The word “Songkran” comes from the Sanskrit word “saṃkrānti”, meaning “astrological passage”. It is believed that during the first millennium CE, Songkran was culturally diffused from South Asia into Southeast Asia by Theravada Buddhist monks. Each region of Thailand has their own traditional ways to celebrate Songkran, though the water fights are nationwide. The most popular Songkran spots in Thailand are the big cities: Bangkok, Chiang Mai, and Phuket. Also called Thai, Laotian, Cambodian (T.L.C.) New Year, the holiday celebrated through April 13-15, as it aligns with the solar calendar; these are the days that the sun passes over into the Aries constellation, marking the start of the new year.
There are many traditions associated with Thai Songkran, all of which have connotations of the idea of rebirth. Many people clean their homes, have family reunions where the elders will bless the children, and go to a temple where they hold festivals. At the one that I go to, (Wat Buddhananachat of Austin), the festival is a bit smaller than those of the bigger temples, but it’s a beautiful example of a continued connection and community of Thai people. Upon arrival, we always take off our shoes and pray before the monk, after which he will typically tie a string around the left wrist called “Sai Sin”, which is essentially a blessing of good luck and protection. After this, the kids will typically go off and play while the adults go socialize and buy food from the stands. Most of the money collected is donated to the temple for upkeep and to care for the monks, as they do not work. There is always an assortment of Thai foods and desserts, everything from mango sticky rice to fried pork belly. This is some of the best Thai food in Austin that I know of. Before we leave, we make sure add to the sand stupa (the big sand mound with flags in it, a traditional Thai craft), with a cup of sand and a flag. It is tradition to make a wish before you stick the flag in your sand mound.
Part of the modern Songkran tradition is the water fights, which are enormous in Thailand (partially due to the tropical heat and humidity of April). Water had always been associated with the holiday, symbolizing cleansing, blessing and “washing away” the past. Another historical tradition of the holiday is to pour holy water over a statue of the Buddha. Essentially you are paying respect to Buddha by washing him, and in return he will hopefully bring you prosperity and purification in the new year.
When I was little, I only remember seeing pretty much only Southeast Asians at these festivals, but in the more recent years I have noticed an increase in diversity. While the demographic remains mostly Southeast Asians, there are locals of all ethnicities who will come to experience our culture. Our temple and the people who have been coming here for years are very friendly, and the monks strive to spread the principles of Buddhism to anyone who is willing to learn.

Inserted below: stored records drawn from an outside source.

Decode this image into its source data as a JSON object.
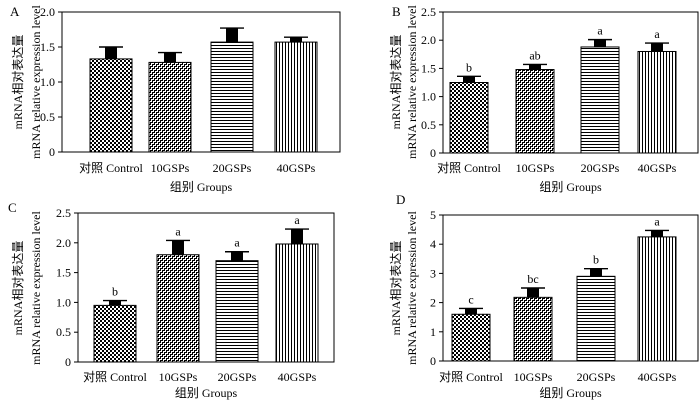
{
  "chart_data": [
    {
      "type": "bar",
      "panel": "A",
      "categories": [
        "对照 Control",
        "10GSPs",
        "20GSPs",
        "40GSPs"
      ],
      "values": [
        1.33,
        1.28,
        1.57,
        1.57
      ],
      "errors": [
        0.17,
        0.14,
        0.2,
        0.07
      ],
      "labels": [
        "",
        "",
        "",
        ""
      ],
      "xlabel": "组别 Groups",
      "ylabel_cn": "mRNA相对表达量",
      "ylabel_en": "mRNA relative expression level",
      "ylim": [
        0,
        2.0
      ],
      "yticks": [
        "0",
        "0.5",
        "1.0",
        "1.5",
        "2.0"
      ]
    },
    {
      "type": "bar",
      "panel": "B",
      "categories": [
        "对照 Control",
        "10GSPs",
        "20GSPs",
        "40GSPs"
      ],
      "values": [
        1.25,
        1.48,
        1.88,
        1.8
      ],
      "errors": [
        0.11,
        0.09,
        0.13,
        0.15
      ],
      "labels": [
        "b",
        "ab",
        "a",
        "a"
      ],
      "xlabel": "组别 Groups",
      "ylabel_cn": "mRNA相对表达量",
      "ylabel_en": "mRNA relative expression level",
      "ylim": [
        0,
        2.5
      ],
      "yticks": [
        "0",
        "0.5",
        "1.0",
        "1.5",
        "2.0",
        "2.5"
      ]
    },
    {
      "type": "bar",
      "panel": "C",
      "categories": [
        "对照 Control",
        "10GSPs",
        "20GSPs",
        "40GSPs"
      ],
      "values": [
        0.95,
        1.8,
        1.7,
        1.98
      ],
      "errors": [
        0.08,
        0.24,
        0.15,
        0.25
      ],
      "labels": [
        "b",
        "a",
        "a",
        "a"
      ],
      "xlabel": "组别 Groups",
      "ylabel_cn": "mRNA相对表达量",
      "ylabel_en": "mRNA relative expression level",
      "ylim": [
        0,
        2.5
      ],
      "yticks": [
        "0",
        "0.5",
        "1.0",
        "1.5",
        "2.0",
        "2.5"
      ]
    },
    {
      "type": "bar",
      "panel": "D",
      "categories": [
        "对照 Control",
        "10GSPs",
        "20GSPs",
        "40GSPs"
      ],
      "values": [
        1.6,
        2.18,
        2.9,
        4.25
      ],
      "errors": [
        0.2,
        0.32,
        0.26,
        0.22
      ],
      "labels": [
        "c",
        "bc",
        "b",
        "a"
      ],
      "xlabel": "组别 Groups",
      "ylabel_cn": "mRNA相对表达量",
      "ylabel_en": "mRNA relative expression level",
      "ylim": [
        0,
        5
      ],
      "yticks": [
        "0",
        "1",
        "2",
        "3",
        "4",
        "5"
      ]
    }
  ]
}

The whole point of celebrating Songkran is to be grateful for the opportunity to continue moving forward. This idea is one that is extremely prevalent in Buddhism. We believe that the absence of attachment (especially to the past) is the only way to achieve peace and enlightenment. According to our teachings, understanding the vitality of knowing how to let things go is how one can learn to be truly happy. Holding onto the past will oftentimes only cause more pain, more attachment, more longing for what you don’t have. When you detach from everything except for the moment you are living in, you learn to appreciate what you do have to a much, much greater extent. Though, that isn’t to say that we should forget the past…just understand that nothing can be done about it and continue looking forward. The sun will always come up tomorrow. That is the essence of Songkran.